Mouse Models of the DNA Damage Response – University of Copenhagen

Healthy Aging UK > Research > Energy Levels in Humans > Mouse Models of the DN...

Projects in Mouse Models of the DNA Damage Response

Chromosome instability leads to genetic alterations that can cause cancer and other diseases. To limit these alterations, cells have evolved complex mechanisms that coordinate cellular responses altogether known as the DNA Damage Response (DDR).

However, in many cases the DDR is not sufficient to protect our genomes from either exogenous or endogenous insults such as replication-born DNA damage. The overall goal of our laboratory is to increase our knowledge on the mechanisms that regulate the DDR and the consequences of their deregulation. This will help us to dissect and understand the underlying causes of a number of diseases and to identify novel therapeutic strategies.

With this purpose, we are utilizing a wide range of approaches to investigate chromosomal instability from the underlying molecular mechanisms to its ultimate consequences on health. We are using cellular-based systems to perform screenings, gain mechanistic insight and analyse cellular phenotypes in different genetic contexts.
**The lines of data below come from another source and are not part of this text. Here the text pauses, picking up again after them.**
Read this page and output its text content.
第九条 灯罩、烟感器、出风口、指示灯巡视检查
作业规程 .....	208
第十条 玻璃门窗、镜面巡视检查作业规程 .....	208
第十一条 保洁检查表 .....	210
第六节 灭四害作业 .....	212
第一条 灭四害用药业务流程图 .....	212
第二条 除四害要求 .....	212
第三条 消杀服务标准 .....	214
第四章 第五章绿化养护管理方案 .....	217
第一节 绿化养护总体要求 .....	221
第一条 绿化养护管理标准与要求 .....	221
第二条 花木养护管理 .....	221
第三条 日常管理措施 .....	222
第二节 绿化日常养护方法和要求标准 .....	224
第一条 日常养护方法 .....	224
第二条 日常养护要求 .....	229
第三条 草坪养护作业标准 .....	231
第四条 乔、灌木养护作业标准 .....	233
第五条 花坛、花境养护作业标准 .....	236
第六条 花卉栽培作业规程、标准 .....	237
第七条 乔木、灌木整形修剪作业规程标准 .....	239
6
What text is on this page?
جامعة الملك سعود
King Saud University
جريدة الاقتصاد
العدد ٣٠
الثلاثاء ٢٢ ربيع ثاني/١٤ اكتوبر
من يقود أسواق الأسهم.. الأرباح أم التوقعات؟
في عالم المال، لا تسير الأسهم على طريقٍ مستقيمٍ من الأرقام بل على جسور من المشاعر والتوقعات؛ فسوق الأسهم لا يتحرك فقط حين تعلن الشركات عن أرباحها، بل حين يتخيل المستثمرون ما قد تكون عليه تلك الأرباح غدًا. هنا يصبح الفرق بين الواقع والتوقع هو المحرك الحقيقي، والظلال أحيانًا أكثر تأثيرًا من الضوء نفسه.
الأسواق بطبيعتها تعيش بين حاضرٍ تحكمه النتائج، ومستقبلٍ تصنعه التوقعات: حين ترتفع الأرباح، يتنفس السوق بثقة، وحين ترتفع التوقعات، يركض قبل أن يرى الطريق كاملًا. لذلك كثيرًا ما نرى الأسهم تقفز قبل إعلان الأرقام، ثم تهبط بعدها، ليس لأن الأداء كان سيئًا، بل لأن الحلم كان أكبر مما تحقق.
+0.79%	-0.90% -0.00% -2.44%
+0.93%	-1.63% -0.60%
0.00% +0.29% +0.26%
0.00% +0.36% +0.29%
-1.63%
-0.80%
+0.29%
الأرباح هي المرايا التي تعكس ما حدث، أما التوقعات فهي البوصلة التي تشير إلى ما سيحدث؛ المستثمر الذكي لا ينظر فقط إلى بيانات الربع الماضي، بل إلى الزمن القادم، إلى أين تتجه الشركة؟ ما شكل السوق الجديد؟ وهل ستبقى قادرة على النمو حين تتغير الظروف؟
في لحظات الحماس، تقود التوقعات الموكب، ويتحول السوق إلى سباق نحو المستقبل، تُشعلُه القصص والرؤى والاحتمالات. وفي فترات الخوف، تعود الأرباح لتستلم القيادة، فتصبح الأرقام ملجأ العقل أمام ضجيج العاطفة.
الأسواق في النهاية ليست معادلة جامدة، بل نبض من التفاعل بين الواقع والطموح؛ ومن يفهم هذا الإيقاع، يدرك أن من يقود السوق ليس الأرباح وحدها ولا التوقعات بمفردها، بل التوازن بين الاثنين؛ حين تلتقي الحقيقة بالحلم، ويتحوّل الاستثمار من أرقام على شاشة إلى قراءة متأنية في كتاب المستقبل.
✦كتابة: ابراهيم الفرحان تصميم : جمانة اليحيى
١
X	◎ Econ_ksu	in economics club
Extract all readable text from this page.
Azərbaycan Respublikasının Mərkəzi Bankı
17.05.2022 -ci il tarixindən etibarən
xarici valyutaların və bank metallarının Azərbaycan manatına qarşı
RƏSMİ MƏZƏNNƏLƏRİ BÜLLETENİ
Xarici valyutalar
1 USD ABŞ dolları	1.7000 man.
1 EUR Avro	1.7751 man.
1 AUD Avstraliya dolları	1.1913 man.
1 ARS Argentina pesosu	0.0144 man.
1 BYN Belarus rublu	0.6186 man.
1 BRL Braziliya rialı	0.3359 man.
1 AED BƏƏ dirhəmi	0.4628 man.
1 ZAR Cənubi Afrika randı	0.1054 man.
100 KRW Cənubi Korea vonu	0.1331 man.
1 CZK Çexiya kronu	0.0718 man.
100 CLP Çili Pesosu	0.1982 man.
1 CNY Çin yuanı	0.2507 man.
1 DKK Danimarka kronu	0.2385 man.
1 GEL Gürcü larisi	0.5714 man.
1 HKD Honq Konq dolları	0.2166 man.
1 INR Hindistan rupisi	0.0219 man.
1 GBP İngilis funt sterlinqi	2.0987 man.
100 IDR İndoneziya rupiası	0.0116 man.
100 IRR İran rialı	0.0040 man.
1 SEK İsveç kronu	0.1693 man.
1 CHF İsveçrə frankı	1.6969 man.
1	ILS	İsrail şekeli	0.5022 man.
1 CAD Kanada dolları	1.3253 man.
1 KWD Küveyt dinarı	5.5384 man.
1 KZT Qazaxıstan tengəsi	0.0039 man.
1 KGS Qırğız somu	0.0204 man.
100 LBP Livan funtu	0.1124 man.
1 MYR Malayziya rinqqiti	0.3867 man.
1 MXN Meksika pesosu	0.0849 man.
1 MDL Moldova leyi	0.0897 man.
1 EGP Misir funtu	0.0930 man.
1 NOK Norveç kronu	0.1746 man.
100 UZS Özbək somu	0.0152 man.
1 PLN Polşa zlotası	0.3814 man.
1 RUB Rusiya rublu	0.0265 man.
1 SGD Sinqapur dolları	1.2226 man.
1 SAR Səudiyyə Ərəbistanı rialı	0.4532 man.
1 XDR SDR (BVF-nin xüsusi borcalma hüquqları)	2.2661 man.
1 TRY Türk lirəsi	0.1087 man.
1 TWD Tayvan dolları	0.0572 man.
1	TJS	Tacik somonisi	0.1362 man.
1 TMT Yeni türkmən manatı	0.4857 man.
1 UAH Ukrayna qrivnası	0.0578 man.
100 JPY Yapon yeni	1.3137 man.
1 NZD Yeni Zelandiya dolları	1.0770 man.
In addition, we will generate transgenic mouse models to address the physiological impact of specific genetic alterations and, in particular, their influence on cancer and aging. For both, cellular and mouse models-based studies, we are using the novel CRISPR/Cas9 technology to efficiently manipulate the genome.

We also employ high content microscopy (HCM) as a routine approach to quantify alterations in the DDR in our different models. In addition, HCM will allow us to analyse different genetic and drug screenings that we will perform to identify novel therapeutic targets or compounds with clinical interest.

Finally, in collaboration with groups at the Center for Protein Research (CPR), we will perform a number of proteomic studies to investigate novel regulatory networks and the interplay between different proteins involved in the DDR. The most relevant findings will be validated and further characterized using mouse models.